CWG International Ltd - RHB Invest 2017-01-11: Confident Of a Turnaround CWG INTERNATIONAL LTD. ACW.SI

CWG International Ltd - Confident Of a Turnaround

  • CWG International Ltd has development properties in the US, Australia and China, and would be moving into building international schools. 
  • With over CNY3.3bn worth of presales estimated to have been booked in 4Q16, a turnaround in 2016 is highly probable. 
  • Its dividend policy, with a minimum payout of SGD0.01 pa, suggests a dividend yield of 6% at current share price levels. Management appears very confident about the turnaround. 
  • Share price performance should also be supported by strong share buybacks, key insider purchases, as well as the company’s minimum dividend payouts.

Key share buybacks and insider purchases. 

  • Since Dec 2016, key insiders such as the company’s chief financial officer (CFO) and major shareholders have been actively buying CWG International’s (CWG) shares in the open market. 
  • In addition, CWG has started its share buyback exercise and has to date, purchased a total of 3.1m shares since 29 Dec 2016. 
  • Coupled with the implementation of its dividend policy, we believe that management is showing a strong statement of intent, and is indeed confident of a turnaround at CWG. 

Strong presales in 4Q16 and FY17. 

  • As it stands, the group has strong presales revenue – estimated presale values assume a 70-90% pre-sold rate. 
  • We expect 4Q16’s estimated and actual presales figures to be strong, with the temporary occupation permit (TOP) date for three projects – Suzhou Industrial Park Royal Mansion (Phase 1), Suzhou Royale Palace (Phase 3) and Xuancheng Chiway Top Town (Phase 2 District D) – to be completed. The actual percentages sold for these three projects are well above 80%, with two projects 90% sold.

Minimum dividend policy translates to 6% yield. 

  • With management confident of the company’s turnaround largely due to strong presales estimated to have been recognised in 4Q16, a dividend policy with a minimum annual payout of SGD0.01 has been implemented. This suggests a 2016 dividend yield of 6% based on current share price levels. 
  • The move also reflects the new board of directors and management’s aim to return value to shareholders.

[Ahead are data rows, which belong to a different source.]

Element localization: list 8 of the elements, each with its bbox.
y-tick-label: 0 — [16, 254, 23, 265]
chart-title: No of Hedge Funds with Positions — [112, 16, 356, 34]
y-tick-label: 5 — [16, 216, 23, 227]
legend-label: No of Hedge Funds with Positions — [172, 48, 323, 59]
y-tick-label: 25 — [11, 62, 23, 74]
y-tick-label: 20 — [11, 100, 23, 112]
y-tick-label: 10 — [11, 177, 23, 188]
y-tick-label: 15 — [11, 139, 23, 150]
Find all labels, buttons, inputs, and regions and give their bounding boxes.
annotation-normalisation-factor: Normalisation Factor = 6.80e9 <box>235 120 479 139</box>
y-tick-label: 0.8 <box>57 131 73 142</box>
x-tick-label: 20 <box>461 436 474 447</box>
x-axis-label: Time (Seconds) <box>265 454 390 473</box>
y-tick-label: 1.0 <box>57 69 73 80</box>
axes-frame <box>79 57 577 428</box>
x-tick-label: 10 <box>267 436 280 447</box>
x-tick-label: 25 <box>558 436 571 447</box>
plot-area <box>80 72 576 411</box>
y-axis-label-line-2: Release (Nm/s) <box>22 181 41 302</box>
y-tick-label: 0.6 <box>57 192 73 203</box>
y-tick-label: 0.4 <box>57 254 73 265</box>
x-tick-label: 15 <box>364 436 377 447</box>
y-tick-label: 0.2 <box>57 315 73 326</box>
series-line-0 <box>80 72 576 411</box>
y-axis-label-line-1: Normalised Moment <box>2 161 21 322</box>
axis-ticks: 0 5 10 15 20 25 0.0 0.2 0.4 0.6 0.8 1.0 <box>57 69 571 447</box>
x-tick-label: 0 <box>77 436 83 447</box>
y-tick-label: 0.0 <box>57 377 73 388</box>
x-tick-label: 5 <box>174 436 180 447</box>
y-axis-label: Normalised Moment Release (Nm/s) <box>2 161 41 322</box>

Stronger gross margins due to higher land prices. 

  • CWG has been investing in landbank in Suzhou and Wuxi for many years. Land prices in these areas have surged strongly by 50-400% over the last few years. As a result, CWG is likely to make hefty gains whenever their properties are sold. We therefore expect higher gross margins for their projects going forward.

Trading at a significant 80% discount to RNAV. 

  • Based on information provided by the management, our RNAV valuation for CWG comes up to SGD0.83/share. This suggests that CWG is trading at a significant 80% discount to its RNAV, based on current share price levels.
  • Key risks include China’s property tightening measures and falling land prices.